I was re-activating some yeast today for a rum run when I realized I had mixed 2 different strains . One was Lalvin K1-V1116 and the other was Lalvin RC212. It reactivated fine so I went ahead and pitched it. What can I expect?
I'm riffing on the sweet feed whiskey recipe. I found a feed store near me that sells molassas for .20 cents a pound. I got a 5 gallon bucket for about $11. I didn't realize I was almost out of sugar for my next run so I add 3 lbs. brown sugar and about 6 cups of molasses. We shall see.......
I've read in other posts that you can use the hot dunder to cook your next batch of mash. Sooooo
I put 4" of sweet feed in a bucket , siphoned off enough of the hot (~200F) dunder to cover. added 3 lbs of brown sugar 6 cups of molasses and 2t of amylase enzyme and let it sit covered for 2 hrs. At this point the temp was still up around 150F I added 4 quarts cold water to lower the temp to 70F and pitched my yeast. Sealed and airlock. Got up in the morning and nothing. Stirred it and added 6 T of bakers yeast to wake it up and still nothing. Any comments?
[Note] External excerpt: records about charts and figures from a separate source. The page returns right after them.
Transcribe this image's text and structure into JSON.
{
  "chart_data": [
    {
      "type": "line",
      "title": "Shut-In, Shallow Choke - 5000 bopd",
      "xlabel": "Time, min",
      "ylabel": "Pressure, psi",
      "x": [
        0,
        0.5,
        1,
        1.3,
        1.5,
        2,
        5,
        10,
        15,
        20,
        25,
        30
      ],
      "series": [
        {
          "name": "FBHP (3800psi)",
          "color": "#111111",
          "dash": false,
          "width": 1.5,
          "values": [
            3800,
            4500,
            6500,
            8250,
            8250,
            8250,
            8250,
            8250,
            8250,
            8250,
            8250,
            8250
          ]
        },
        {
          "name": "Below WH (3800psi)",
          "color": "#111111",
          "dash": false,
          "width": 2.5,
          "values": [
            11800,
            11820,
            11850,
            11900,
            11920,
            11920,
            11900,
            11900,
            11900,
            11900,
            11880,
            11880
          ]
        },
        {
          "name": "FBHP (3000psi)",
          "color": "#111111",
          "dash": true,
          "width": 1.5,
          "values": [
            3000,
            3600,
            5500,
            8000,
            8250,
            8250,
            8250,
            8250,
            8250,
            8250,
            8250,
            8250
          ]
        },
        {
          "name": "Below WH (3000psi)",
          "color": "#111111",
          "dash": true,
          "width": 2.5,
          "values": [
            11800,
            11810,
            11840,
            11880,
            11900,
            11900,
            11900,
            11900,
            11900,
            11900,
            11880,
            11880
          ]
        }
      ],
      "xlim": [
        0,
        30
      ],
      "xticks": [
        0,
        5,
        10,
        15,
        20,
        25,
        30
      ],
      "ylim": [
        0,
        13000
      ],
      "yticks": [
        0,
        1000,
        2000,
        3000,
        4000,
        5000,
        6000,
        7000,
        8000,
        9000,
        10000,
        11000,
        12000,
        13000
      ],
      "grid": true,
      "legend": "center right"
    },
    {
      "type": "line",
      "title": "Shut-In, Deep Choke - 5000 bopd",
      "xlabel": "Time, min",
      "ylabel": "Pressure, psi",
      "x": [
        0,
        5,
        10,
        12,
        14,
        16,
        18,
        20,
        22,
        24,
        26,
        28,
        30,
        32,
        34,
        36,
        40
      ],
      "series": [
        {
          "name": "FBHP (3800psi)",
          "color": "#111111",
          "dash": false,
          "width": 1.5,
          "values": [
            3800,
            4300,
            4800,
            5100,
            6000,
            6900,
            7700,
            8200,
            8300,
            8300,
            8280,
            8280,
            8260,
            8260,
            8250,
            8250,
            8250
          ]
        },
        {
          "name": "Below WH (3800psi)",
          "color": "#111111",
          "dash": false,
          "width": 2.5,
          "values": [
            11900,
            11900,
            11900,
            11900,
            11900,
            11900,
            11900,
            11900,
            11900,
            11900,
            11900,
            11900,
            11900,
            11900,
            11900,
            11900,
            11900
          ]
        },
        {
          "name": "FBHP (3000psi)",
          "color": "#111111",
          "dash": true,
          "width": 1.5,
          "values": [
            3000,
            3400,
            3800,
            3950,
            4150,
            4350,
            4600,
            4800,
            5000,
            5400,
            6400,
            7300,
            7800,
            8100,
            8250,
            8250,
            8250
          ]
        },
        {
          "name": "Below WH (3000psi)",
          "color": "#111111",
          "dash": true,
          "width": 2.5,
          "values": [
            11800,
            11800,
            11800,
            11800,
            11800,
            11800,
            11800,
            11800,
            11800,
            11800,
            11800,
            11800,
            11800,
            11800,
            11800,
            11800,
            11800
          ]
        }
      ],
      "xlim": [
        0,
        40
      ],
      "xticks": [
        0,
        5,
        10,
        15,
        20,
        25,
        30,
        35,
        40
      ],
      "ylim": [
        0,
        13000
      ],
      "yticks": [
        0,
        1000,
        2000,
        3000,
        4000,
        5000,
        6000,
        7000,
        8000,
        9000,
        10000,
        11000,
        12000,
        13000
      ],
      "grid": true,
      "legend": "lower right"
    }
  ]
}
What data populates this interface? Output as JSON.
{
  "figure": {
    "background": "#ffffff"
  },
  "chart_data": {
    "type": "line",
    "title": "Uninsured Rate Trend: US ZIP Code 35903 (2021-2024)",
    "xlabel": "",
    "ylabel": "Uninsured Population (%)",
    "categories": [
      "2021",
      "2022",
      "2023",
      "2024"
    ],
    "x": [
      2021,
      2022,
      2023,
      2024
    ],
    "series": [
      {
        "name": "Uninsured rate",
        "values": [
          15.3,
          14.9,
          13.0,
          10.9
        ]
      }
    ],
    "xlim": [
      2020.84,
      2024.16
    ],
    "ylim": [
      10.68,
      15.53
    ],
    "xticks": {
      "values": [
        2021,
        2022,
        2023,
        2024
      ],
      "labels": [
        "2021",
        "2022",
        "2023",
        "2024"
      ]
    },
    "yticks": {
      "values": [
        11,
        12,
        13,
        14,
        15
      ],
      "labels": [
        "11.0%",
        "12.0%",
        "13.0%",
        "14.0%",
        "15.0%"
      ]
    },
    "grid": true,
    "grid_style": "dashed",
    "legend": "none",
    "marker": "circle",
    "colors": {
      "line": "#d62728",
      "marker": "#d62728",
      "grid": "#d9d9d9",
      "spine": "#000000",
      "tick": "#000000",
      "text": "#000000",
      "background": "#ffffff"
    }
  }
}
It's possible to end up with a different strain. But more than likely one of the yeast will simply win out over the other one. Could still leave a residual effect on the flavor profile though.
mike, could be your PH too low and/or a lack of oxygen. Backset lowers PH. If you use too much of it and PH gets too low...it could completely stall. The other thing yeasties need in the beginning stage is oxygen...and boiled out backset ain't got much in it. Fresh water does, and you should still thrash it around good to oxygenate it prior to pitching your yeast. If it doesn't start soon, split it into two fermenters, balance the recipe and use more water. Give it a good thrashing around.
Not sure pitching enzymes at higher temps is a good idea either. You should not pitch your enzymes until the temp "drops" to around 155-150F. Most likely, if you pitched them at much higher temps..they were denatured as soon as you put them in the pot.
When pitching multiple yeast strains the worst case scenario is that the strongest yeast strain will eat the weaker strains as nutrients... Neither yeast or enzymes will survive ~150F+ temperatures... Most yeast won't survive above ~115F...
Bakers yeast will almost always kick in within ~15 minutes, at 75F - 95F, by design... Other strains may take as long as 2 - 12 hours and may have a broader temperature range...
very likely a lack of dissolved O2. That can happen on a backset run. There is zero O2 (unless you add a little splashing/pouring it into the fermenter.
Be sure to agitate A LOT when using backset, to shove some fresh air (and O2) into the mix.
H.
Hillbilly Rebel: Unless you are one of the people on this site who are legalling distilling, keep a low profile, don't tell, don't sell.